Beschreibung des Wettbewerbsbeitrags
Titel des Wettbewerbsbeitrags
Beschreibung des Wettbewerbsbeitrags
Anlass und Ausgangssituation
Im Jahr 2004 wurde auf dem Rotweinfest in Ingelheim eine steigende Zahl der alkoholisierten Kinder und Jugendlichen beobachtet. Diese Entwicklung ließ sich ebenfalls den Kirmesveranstaltungen der umliegenden Ortsgemeinden beobachten. Im Rahmen des Rotweinfestes kam es in gestiegenem Maße zu Auffälligkeiten von alkoholisierten Jugendlichen, wie z.B. gewaltsamen Ausschreitungen, Vandalismus, Zerstörung von Schausteller-Wohnwagen und Fahrgeschäften. Parallel dazu ließ sich beobachten, dass sich sehr viele Jugendliche an einem Zugang zum Festplatz trafen, dort mitgebrachten Alkohol konsumierten und gleichzeitig Erwachsene begannen, Umwege in Kauf zu nehmen, um nicht an den Jugendlichen vorbeigehen zu müssen.
Aus (nicht repräsentativen) Umfragen der Beratungsstelle im Rahmen von Präventionsveranstaltungen in der Gruppe der 12-13-jährigen ergibt sich, dass ca. 75% der Kinder Erfahrungen mit Alkohol (Alcopops, Wein, Bier) haben und sie sich Alkohol leicht beschaffen können. Das Rotweinfest in Ingelheim ist zudem für viele Jugendliche das Fest, auf dem sie das erste Mal Erfahrungen mit übermäßigem Alkoholkonsum machen.
Nach Beratung im Kriminalpräventiven Rat wurde eine Projektgruppe mit dem Thema: "Rotweinfest - Jugendschutz geht alle an!" gebildet.
Aufgabe war es, sowohl Maßnahmen für Jugendliche zu entwickeln, Jugendschutz zu thematisieren und Zivilcourage zu fördern.
Ziele
Auf Grundlage der beschriebenen Ausgangssituation erarbeitete die Projektgruppe folgende Ziele:
- Reduzierung der alkoholbedingten Auffälligkeiten bei Jugendlichen (Suchtmittelkonsum, Vandalismus, Gewalttätigkeiten)

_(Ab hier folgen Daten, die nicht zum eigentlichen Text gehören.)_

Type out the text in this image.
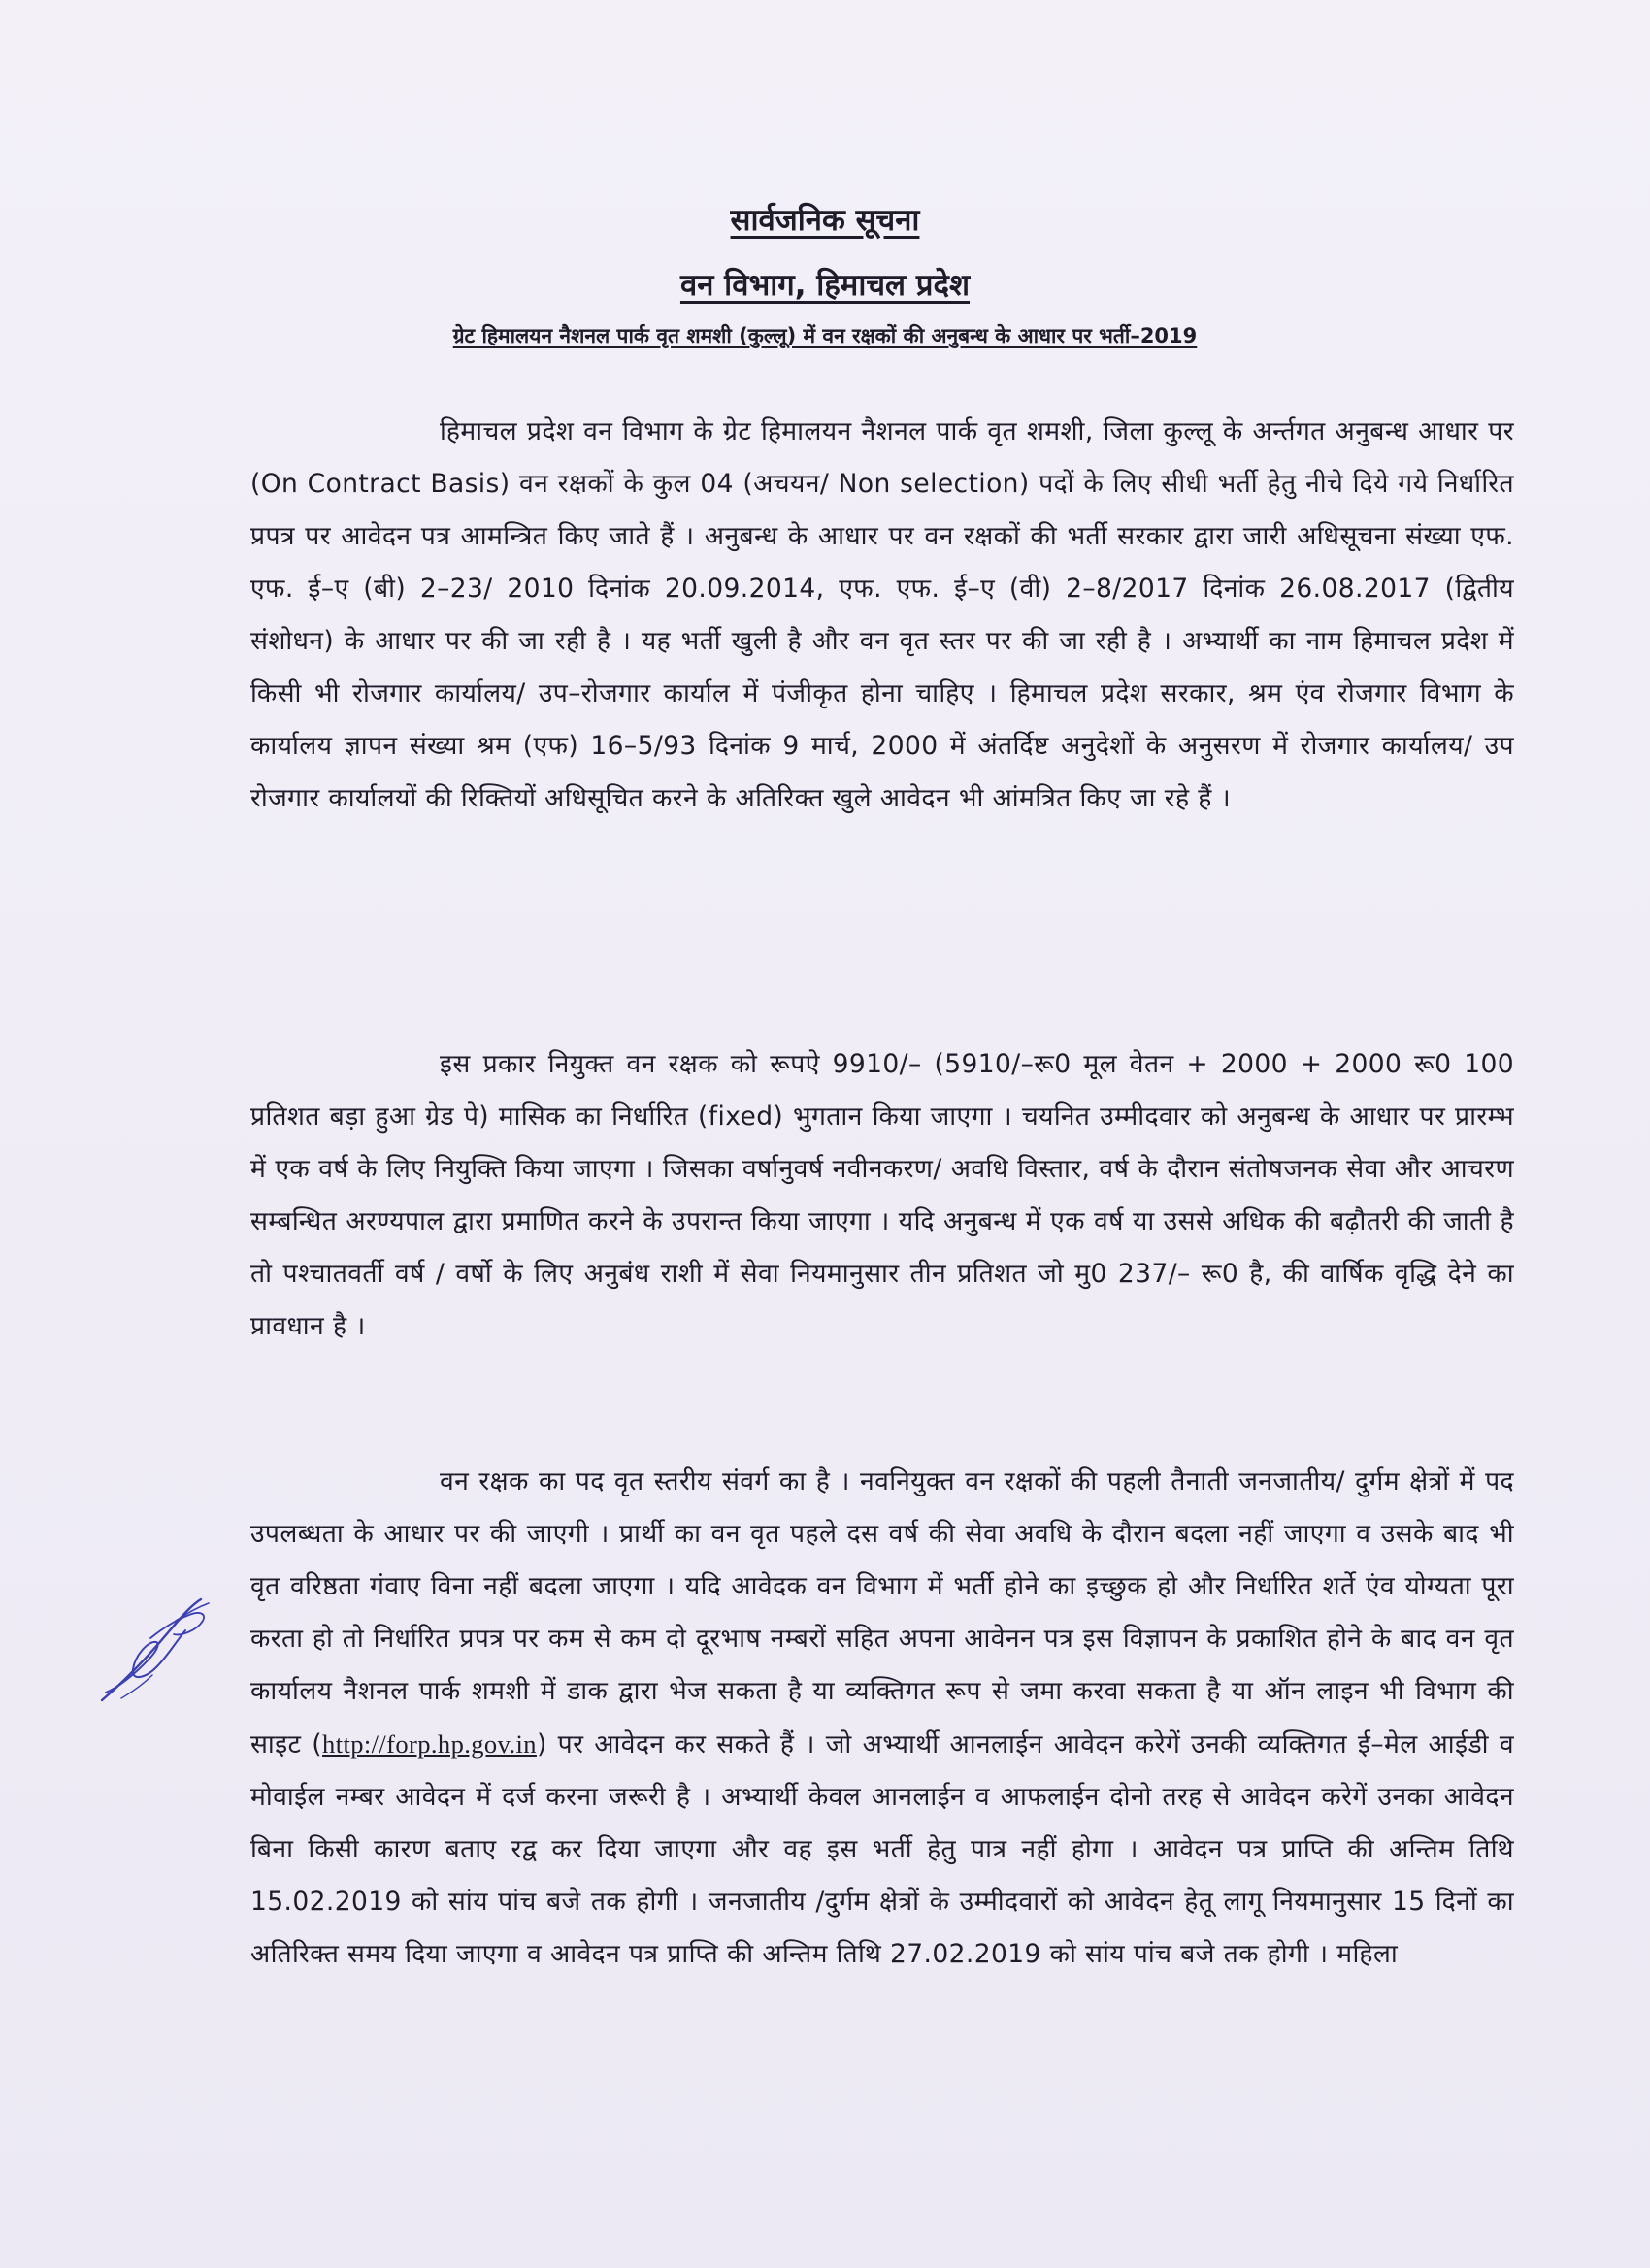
सार्वजनिक सूचना
वन विभाग, हिमाचल प्रदेश
ग्रेट हिमालयन नैशनल पार्क वृत शमशी (कुल्लू) में वन रक्षकों की अनुबन्ध के आधार पर भर्ती–2019

हिमाचल प्रदेश वन विभाग के ग्रेट हिमालयन नैशनल पार्क वृत शमशी, जिला कुल्लू के अर्न्तगत अनुबन्ध आधार पर (On Contract Basis) वन रक्षकों के कुल 04 (अचयन/ Non selection) पदों के लिए सीधी भर्ती हेतु नीचे दिये गये निर्धारित प्रपत्र पर आवेदन पत्र आमन्त्रित किए जाते हैं । अनुबन्ध के आधार पर वन रक्षकों की भर्ती सरकार द्वारा जारी अधिसूचना संख्या एफ. एफ. ई–ए (बी) 2–23/ 2010 दिनांक 20.09.2014, एफ. एफ. ई–ए (वी) 2–8/2017 दिनांक 26.08.2017 (द्वितीय संशोधन) के आधार पर की जा रही है । यह भर्ती खुली है और वन वृत स्तर पर की जा रही है । अभ्यार्थी का नाम हिमाचल प्रदेश में किसी भी रोजगार कार्यालय/ उप–रोजगार कार्याल में पंजीकृत होना चाहिए । हिमाचल प्रदेश सरकार, श्रम एंव रोजगार विभाग के कार्यालय ज्ञापन संख्या श्रम (एफ) 16–5/93 दिनांक 9 मार्च, 2000 में अंतर्दिष्ट अनुदेशों के अनुसरण में रोजगार कार्यालय/ उप रोजगार कार्यालयों की रिक्तियों अधिसूचित करने के अतिरिक्त खुले आवेदन भी आंमत्रित किए जा रहे हैं ।

इस प्रकार नियुक्त वन रक्षक को रूपऐ 9910/– (5910/–रू0 मूल वेतन + 2000 + 2000 रू0 100 प्रतिशत बड़ा हुआ ग्रेड पे) मासिक का निर्धारित (fixed) भुगतान किया जाएगा । चयनित उम्मीदवार को अनुबन्ध के आधार पर प्रारम्भ में एक वर्ष के लिए नियुक्ति किया जाएगा । जिसका वर्षानुवर्ष नवीनकरण/ अवधि विस्तार, वर्ष के दौरान संतोषजनक सेवा और आचरण सम्बन्धित अरण्यपाल द्वारा प्रमाणित करने के उपरान्त किया जाएगा । यदि अनुबन्ध में एक वर्ष या उससे अधिक की बढ़ौतरी की जाती है तो पश्चातवर्ती वर्ष / वर्षो के लिए अनुबंध राशी में सेवा नियमानुसार तीन प्रतिशत जो मु0 237/– रू0 है, की वार्षिक वृद्धि देने का प्रावधान है ।

वन रक्षक का पद वृत स्तरीय संवर्ग का है । नवनियुक्त वन रक्षकों की पहली तैनाती जनजातीय/ दुर्गम क्षेत्रों में पद उपलब्धता के आधार पर की जाएगी । प्रार्थी का वन वृत पहले दस वर्ष की सेवा अवधि के दौरान बदला नहीं जाएगा व उसके बाद भी वृत वरिष्ठता गंवाए विना नहीं बदला जाएगा । यदि आवेदक वन विभाग में भर्ती होने का इच्छुक हो और निर्धारित शर्ते एंव योग्यता पूरा करता हो तो निर्धारित प्रपत्र पर कम से कम दो दूरभाष नम्बरों सहित अपना आवेनन पत्र इस विज्ञापन के प्रकाशित होने के बाद वन वृत कार्यालय नैशनल पार्क शमशी में डाक द्वारा भेज सकता है या व्यक्तिगत रूप से जमा करवा सकता है या ऑन लाइन भी विभाग की साइट (http://forp.hp.gov.in) पर आवेदन कर सकते हैं । जो अभ्यार्थी आनलाईन आवेदन करेगें उनकी व्यक्तिगत ई–मेल आईडी व मोवाईल नम्बर आवेदन में दर्ज करना जरूरी है । अभ्यार्थी केवल आनलाईन व आफलाईन दोनो तरह से आवेदन करेगें उनका आवेदन बिना किसी कारण बताए रद्व कर दिया जाएगा और वह इस भर्ती हेतु पात्र नहीं होगा । आवेदन पत्र प्राप्ति की अन्तिम तिथि 15.02.2019 को सांय पांच बजे तक होगी । जनजातीय /दुर्गम क्षेत्रों के उम्मीदवारों को आवेदन हेतू लागू नियमानुसार 15 दिनों का अतिरिक्त समय दिया जाएगा व आवेदन पत्र प्राप्ति की अन्तिम तिथि 27.02.2019 को सांय पांच बजे तक होगी । महिला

- Integration der Jugendlichen auf dem Festplatz (Jugendbereiche definieren, Angebote zur Verfügung stellen)
- Handlungsalternativen zum Alkoholkonsum aufzeigen
- Thematisierung des Jugendschutzes unter Jugendlichen und Erwachsenen
Zielgruppe
Gesamtbevölkerung, Kinder und Jugendliche, die das Rotweinfest besuchen, Eltern, Multiplikatoren
Umsetzung
Die Projektgruppe entwickelte die Idee eine Jugendschutzkampagne durchzuführen und durch die Bereitstellung eines Jugendzeltes (Green Room) die Jugendlichen auf dem Festplatz zu integrieren. Für die Umsetzung der Jugendschutzkampagne wurden alle Fachkräfte vor Ort mit eingebunden (Polizei, Ordnungsamt, Sucht- und Jugendberatung, Jugendhaus, Stadtjugendpflege, Jugendschützer, Präventionsbeauftragte, Schulen…). Die Partizipation von Jugendlichen an diesem Projekt wurde nach der Auswertung des ersten Green Rooms implementiert und ist nun fester und wichtiger Bestandteil dieses Projektes. Im ersten Green Room wurden alle Angebote von der Projektgruppe geplant, organisiert und durchgeführt. Ebenso wurden die Dienste im Zelt hauptsächlich von Mitgliedern des Kriminalpräventiven Rates, den Kooperationspartnern und Lehrern abgedeckt. Die vereinzelt eingebundenen Jugendlichen meldeten zurück, dass sie sich wünschten, im Green Room nicht auf ihre Lehrer zu treffen. Dies war Anlass zur Entwicklung eines Konzeptes zur Partizipation von Jugendlichen. Der Green Room wird jedes Jahr sowohl im Kreis der Hauptamtlichen als auch gemeinsam mit den im Green Room engagierten Jugendlichen ausgewertet und weiter entwickelt sowie den aktuellen Bedürfnissen und Interessen der Jugendlichen angepasst.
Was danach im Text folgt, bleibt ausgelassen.